For demonstration, we will simulate two groups using the learned parameters.

simulate_result <- simmethods::scMultiSim_simulation(
  parameters = estimate_result$estimate_result,
  other_prior = list(prob.group = c(0.4, 0.6)),
  return_format = "list",
  seed = 111
)
# nCells: 160
# nGenes: 4000
# nGroups: 2
# nBatches: 1
# Time spent: 0.18 mins
# Adding experimental noise...
# 50..100..150..Using atac_counts
# Time spent: 0.56 mins
col_data <- simulate_result[["simulate_result"]][["col_meta"]]
table(col_data$group)
# 
# group1 group2 
#     64     96

Simulate batches

In scMultiSim, we can set nBatches directly to simulate cell batches.

For demonstration, we will simulate two batches.

simulate_result <- simmethods::scMultiSim_simulation(
  parameters = estimate_result$estimate_result,
  other_prior = list(nBatches = 2),
  return_format = "list",
  seed = 111
)
# nCells: 160
# nGenes: 4000
# nGroups: 2
# nBatches: 2
# Time spent: 0.17 mins
# Adding experimental noise...
# 50..100..150..Using atac_counts
# Time spent: 0.55 mins
# Adding batch effects...
## cell information
col_data <- simulate_result[["simulate_result"]][["col_meta"]]
table(col_data$batch)
# 
# Batch1 Batch2 
#     82     78

Simulate cellular differential trajectory

The parameter estimation step is the same as that demonstrated above. If you want to simulate datasets with trajectory, you should specify the parameter traj in other_prior to TRUE.

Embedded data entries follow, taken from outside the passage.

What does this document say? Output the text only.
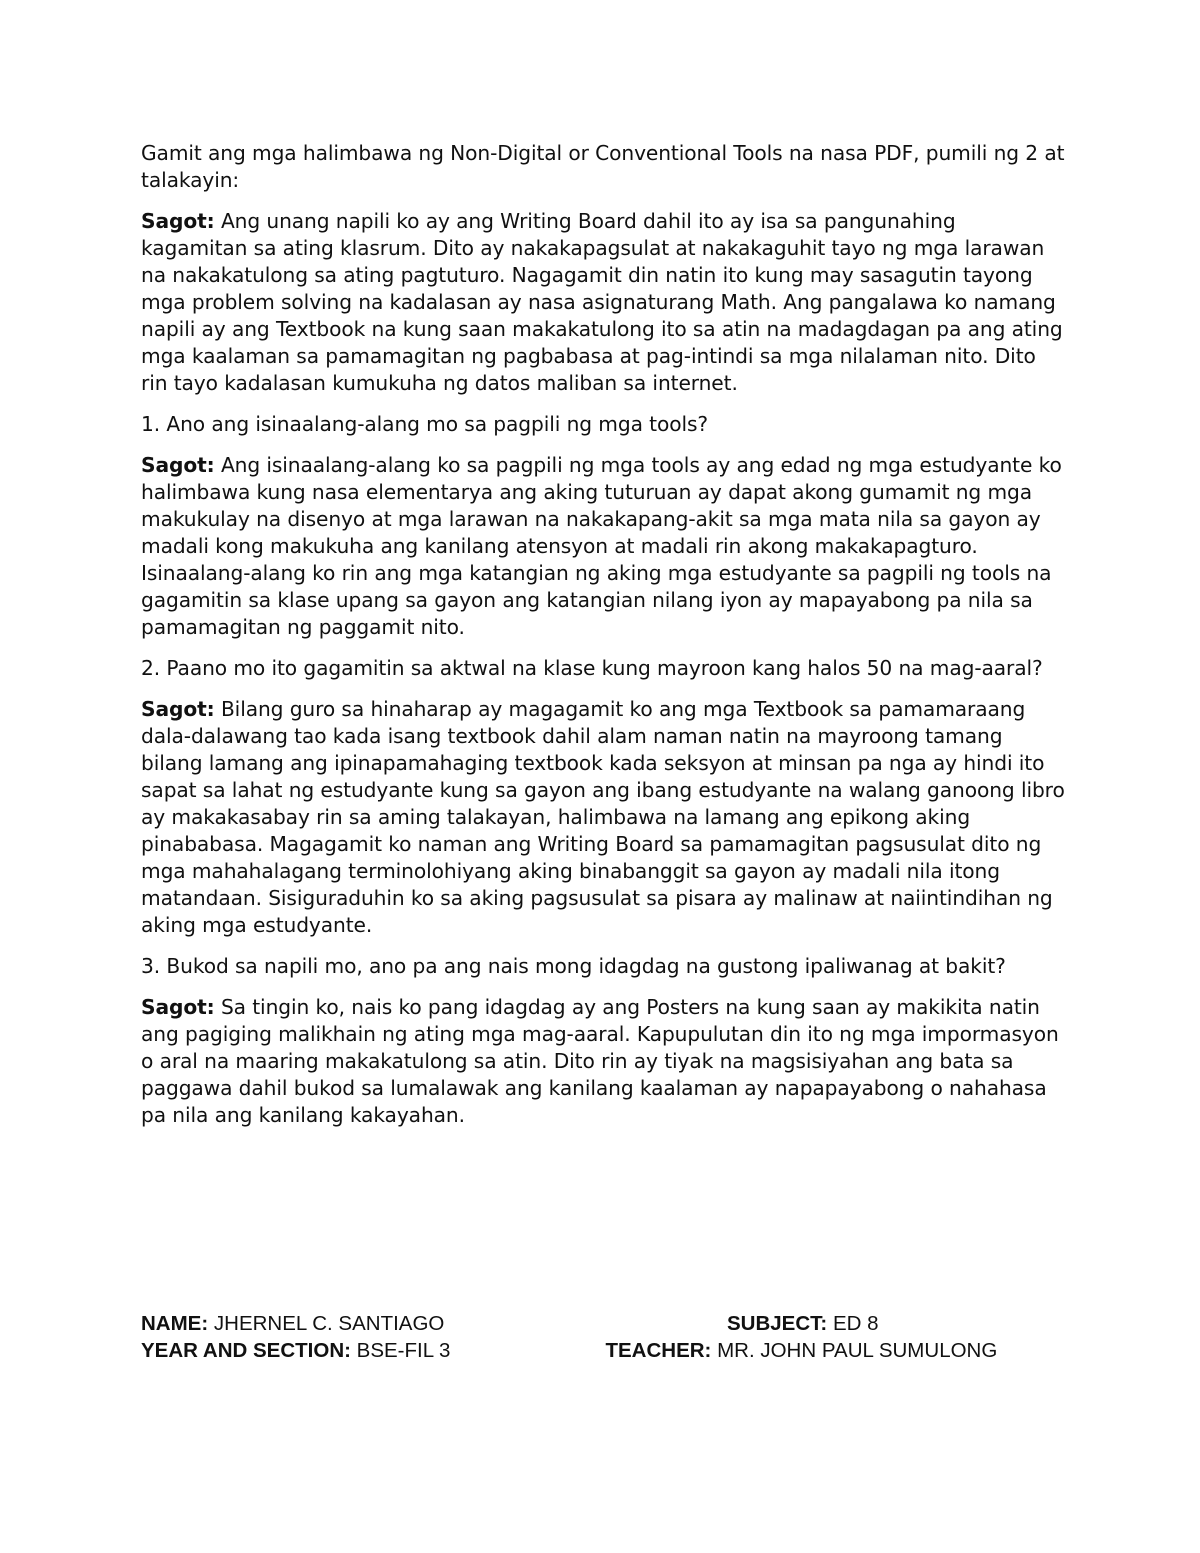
Gamit ang mga halimbawa ng Non-Digital or Conventional Tools na nasa PDF, pumili ng 2 at talakayin:

Sagot: Ang unang napili ko ay ang Writing Board dahil ito ay isa sa pangunahing kagamitan sa ating klasrum. Dito ay nakakapagsulat at nakakaguhit tayo ng mga larawan na nakakatulong sa ating pagtuturo. Nagagamit din natin ito kung may sasagutin tayong mga problem solving na kadalasan ay nasa asignaturang Math. Ang pangalawa ko namang napili ay ang Textbook na kung saan makakatulong ito sa atin na madagdagan pa ang ating mga kaalaman sa pamamagitan ng pagbabasa at pag-intindi sa mga nilalaman nito. Dito rin tayo kadalasan kumukuha ng datos maliban sa internet.

1. Ano ang isinaalang-alang mo sa pagpili ng mga tools?

Sagot: Ang isinaalang-alang ko sa pagpili ng mga tools ay ang edad ng mga estudyante ko halimbawa kung nasa elementarya ang aking tuturuan ay dapat akong gumamit ng mga makukulay na disenyo at mga larawan na nakakapang-akit sa mga mata nila sa gayon ay madali kong makukuha ang kanilang atensyon at madali rin akong makakapagturo. Isinaalang-alang ko rin ang mga katangian ng aking mga estudyante sa pagpili ng tools na gagamitin sa klase upang sa gayon ang katangian nilang iyon ay mapayabong pa nila sa pamamagitan ng paggamit nito.

2. Paano mo ito gagamitin sa aktwal na klase kung mayroon kang halos 50 na mag-aaral?

Sagot: Bilang guro sa hinaharap ay magagamit ko ang mga Textbook sa pamamaraang dala-dalawang tao kada isang textbook dahil alam naman natin na mayroong tamang bilang lamang ang ipinapamahaging textbook kada seksyon at minsan pa nga ay hindi ito sapat sa lahat ng estudyante kung sa gayon ang ibang estudyante na walang ganoong libro ay makakasabay rin sa aming talakayan, halimbawa na lamang ang epikong aking pinababasa. Magagamit ko naman ang Writing Board sa pamamagitan pagsusulat dito ng mga mahahalagang terminolohiyang aking binabanggit sa gayon ay madali nila itong matandaan. Sisiguraduhin ko sa aking pagsusulat sa pisara ay malinaw at naiintindihan ng aking mga estudyante.

3. Bukod sa napili mo, ano pa ang nais mong idagdag na gustong ipaliwanag at bakit?

Sagot: Sa tingin ko, nais ko pang idagdag ay ang Posters na kung saan ay makikita natin ang pagiging malikhain ng ating mga mag-aaral. Kapupulutan din ito ng mga impormasyon o aral na maaring makakatulong sa atin. Dito rin ay tiyak na magsisiyahan ang bata sa paggawa dahil bukod sa lumalawak ang kanilang kaalaman ay napapayabong o nahahasa pa nila ang kanilang kakayahan.

NAME: JHERNEL C. SANTIAGO	SUBJECT: ED 8
YEAR AND SECTION: BSE-FIL 3	TEACHER: MR. JOHN PAUL SUMULONG
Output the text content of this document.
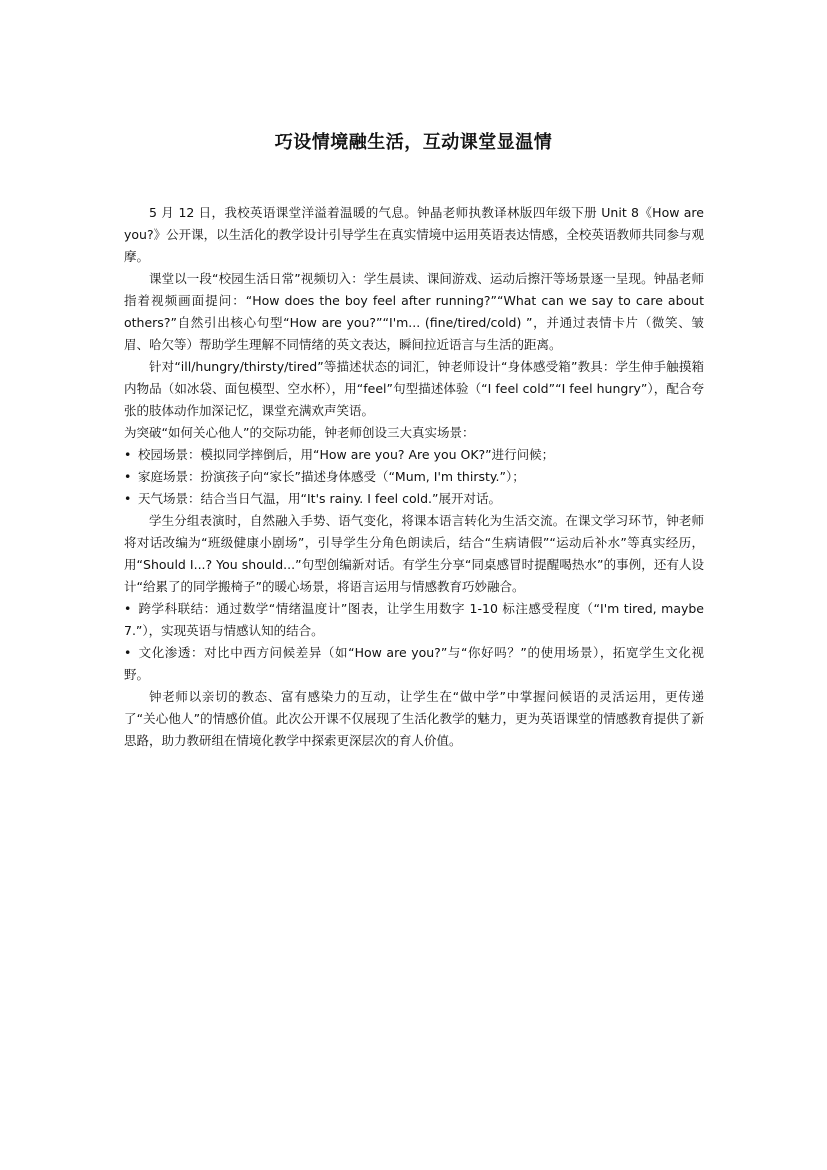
巧设情境融生活，互动课堂显温情

5 月 12 日，我校英语课堂洋溢着温暖的气息。钟晶老师执教译林版四年级下册 Unit 8《How are you?》公开课，以生活化的教学设计引导学生在真实情境中运用英语表达情感，全校英语教师共同参与观摩。

课堂以一段“校园生活日常”视频切入：学生晨读、课间游戏、运动后擦汗等场景逐一呈现。钟晶老师指着视频画面提问：“How does the boy feel after running?”“What can we say to care about others?”自然引出核心句型“How are you?”“I'm... (fine/tired/cold) ”，并通过表情卡片（微笑、皱眉、哈欠等）帮助学生理解不同情绪的英文表达，瞬间拉近语言与生活的距离。

针对“ill/hungry/thirsty/tired”等描述状态的词汇，钟老师设计“身体感受箱”教具：学生伸手触摸箱内物品（如冰袋、面包模型、空水杯），用“feel”句型描述体验（“I feel cold”“I feel hungry”），配合夸张的肢体动作加深记忆，课堂充满欢声笑语。

为突破“如何关心他人”的交际功能，钟老师创设三大真实场景：

• 校园场景：模拟同学摔倒后，用“How are you? Are you OK?”进行问候；

• 家庭场景：扮演孩子向“家长”描述身体感受（“Mum, I'm thirsty.”）；

• 天气场景：结合当日气温，用“It's rainy. I feel cold.”展开对话。

学生分组表演时，自然融入手势、语气变化，将课本语言转化为生活交流。在课文学习环节，钟老师将对话改编为“班级健康小剧场”，引导学生分角色朗读后，结合“生病请假”“运动后补水”等真实经历，用“Should I...? You should...”句型创编新对话。有学生分享“同桌感冒时提醒喝热水”的事例，还有人设计“给累了的同学搬椅子”的暖心场景，将语言运用与情感教育巧妙融合。

• 跨学科联结：通过数学“情绪温度计”图表，让学生用数字 1-10 标注感受程度（“I'm tired, maybe 7.”），实现英语与情感认知的结合。

• 文化渗透：对比中西方问候差异（如“How are you?”与“你好吗？”的使用场景），拓宽学生文化视野。

钟老师以亲切的教态、富有感染力的互动，让学生在“做中学”中掌握问候语的灵活运用，更传递了“关心他人”的情感价值。此次公开课不仅展现了生活化教学的魅力，更为英语课堂的情感教育提供了新思路，助力教研组在情境化教学中探索更深层次的育人价值。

simulate_result <- simmethods::scMultiSim_simulation(
  parameters = estimate_result$estimate_result,
  other_prior = list(traj = TRUE),
  return_format = "list",
  seed = 111
)
# Simulating datasets with trajectory.../n
# nCells: 160
# nGenes: 4000
# nGroups: 2
# nBatches: 1
# Time spent: 0.16 mins
# Adding experimental noise...
# 50..100..150..Using atac_counts
# Time spent: 0.99 mins

Before visualization, Make sure that you have already installed several R packages:

if(!requireNamespace("dynwrap", quietly = TRUE)){install.packages("dynwrap")}
if(!requireNamespace("dyndimred", quietly = TRUE)){install.packages("dyndimred")}
if(!requireNamespace("dynplot", quietly = TRUE)){install.packages("dynplot")}
if(!requireNamespace("tislingshot", quietly = TRUE)){devtools::install_github("dynverse/ti_slingshot/package/")}

First we should wrap the data into a standard object:

data <- simulate_result$simulate_result$count_data
dyn_object <- dynwrap::wrap_expression(counts = t(data),
                                       expression = log2(t(data) + 1))

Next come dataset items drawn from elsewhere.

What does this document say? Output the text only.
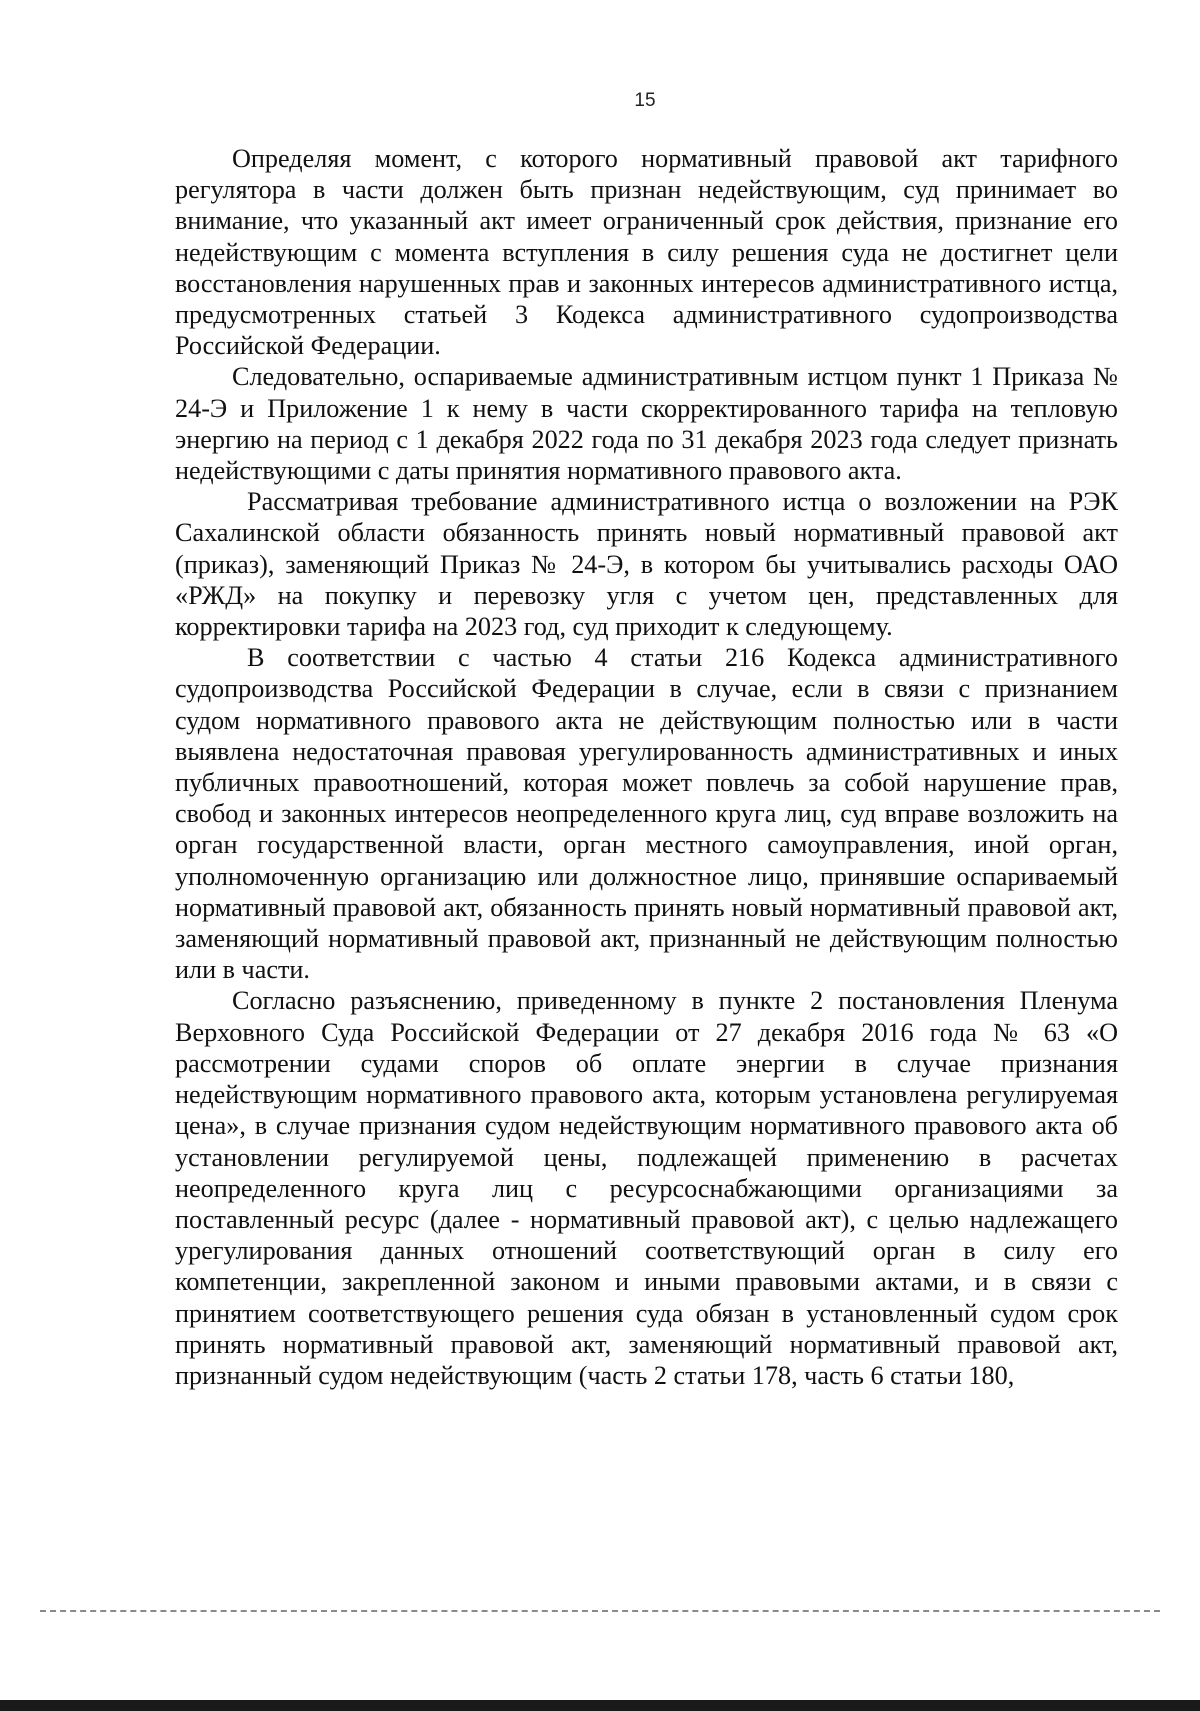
15

Определяя момент, с которого нормативный правовой акт тарифного регулятора в части должен быть признан недействующим, суд принимает во внимание, что указанный акт имеет ограниченный срок действия, признание его недействующим с момента вступления в силу решения суда не достигнет цели восстановления нарушенных прав и законных интересов административного истца, предусмотренных статьей 3 Кодекса административного судопроизводства Российской Федерации.

Следовательно, оспариваемые административным истцом пункт 1 Приказа № 24-Э и Приложение 1 к нему в части скорректированного тарифа на тепловую энергию на период с 1 декабря 2022 года по 31 декабря 2023 года следует признать недействующими с даты принятия нормативного правового акта.

Рассматривая требование административного истца о возложении на РЭК Сахалинской области обязанность принять новый нормативный правовой акт (приказ), заменяющий Приказ № 24-Э, в котором бы учитывались расходы ОАО «РЖД» на покупку и перевозку угля с учетом цен, представленных для корректировки тарифа на 2023 год, суд приходит к следующему.

В соответствии с частью 4 статьи 216 Кодекса административного судопроизводства Российской Федерации в случае, если в связи с признанием судом нормативного правового акта не действующим полностью или в части выявлена недостаточная правовая урегулированность административных и иных публичных правоотношений, которая может повлечь за собой нарушение прав, свобод и законных интересов неопределенного круга лиц, суд вправе возложить на орган государственной власти, орган местного самоуправления, иной орган, уполномоченную организацию или должностное лицо, принявшие оспариваемый нормативный правовой акт, обязанность принять новый нормативный правовой акт, заменяющий нормативный правовой акт, признанный не действующим полностью или в части.

Согласно разъяснению, приведенному в пункте 2 постановления Пленума Верховного Суда Российской Федерации от 27 декабря 2016 года № 63 «О рассмотрении судами споров об оплате энергии в случае признания недействующим нормативного правового акта, которым установлена регулируемая цена», в случае признания судом недействующим нормативного правового акта об установлении регулируемой цены, подлежащей применению в расчетах неопределенного круга лиц с ресурсоснабжающими организациями за поставленный ресурс (далее - нормативный правовой акт), с целью надлежащего урегулирования данных отношений соответствующий орган в силу его компетенции, закрепленной законом и иными правовыми актами, и в связи с принятием соответствующего решения суда обязан в установленный судом срок принять нормативный правовой акт, заменяющий нормативный правовой акт, признанный судом недействующим (часть 2 статьи 178, часть 6 статьи 180,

Next, we infer the trajectory using SlingShot which has been proved to be the most best method to do this:

model <- dynwrap::infer_trajectory(dataset = dyn_object,
                                   method = tislingshot::ti_slingshot(),
                                   parameters = NULL,
                                   give_priors = NULL,
                                   seed = 111,
                                   verbose = TRUE)
# Executing 'slingshot' on '20230903_172409__data_wrapper__Wad2hj4sH8'
# With parameters: list(cluster_method = "pam", ndim = 20L, shrink = 1L, reweight = TRUE,     reassign = TRUE, thresh = 0.001, maxit = 10L, stretch = 2L,     smoother = "smooth.spline", shrink.method = "cosine")
# inputs: expression
# priors :
# Using full covariance matrix

Finally, we can plot the trajectory after performing dimensionality reduction:

dimred <- dyndimred::dimred_umap(dyn_object$expression)
dynplot::plot_dimred(model, dimred = dimred)
# Coloring by milestone
# Using milestone_percentages from trajectory

For more details about trajectory inference and visualization, please check dynverse.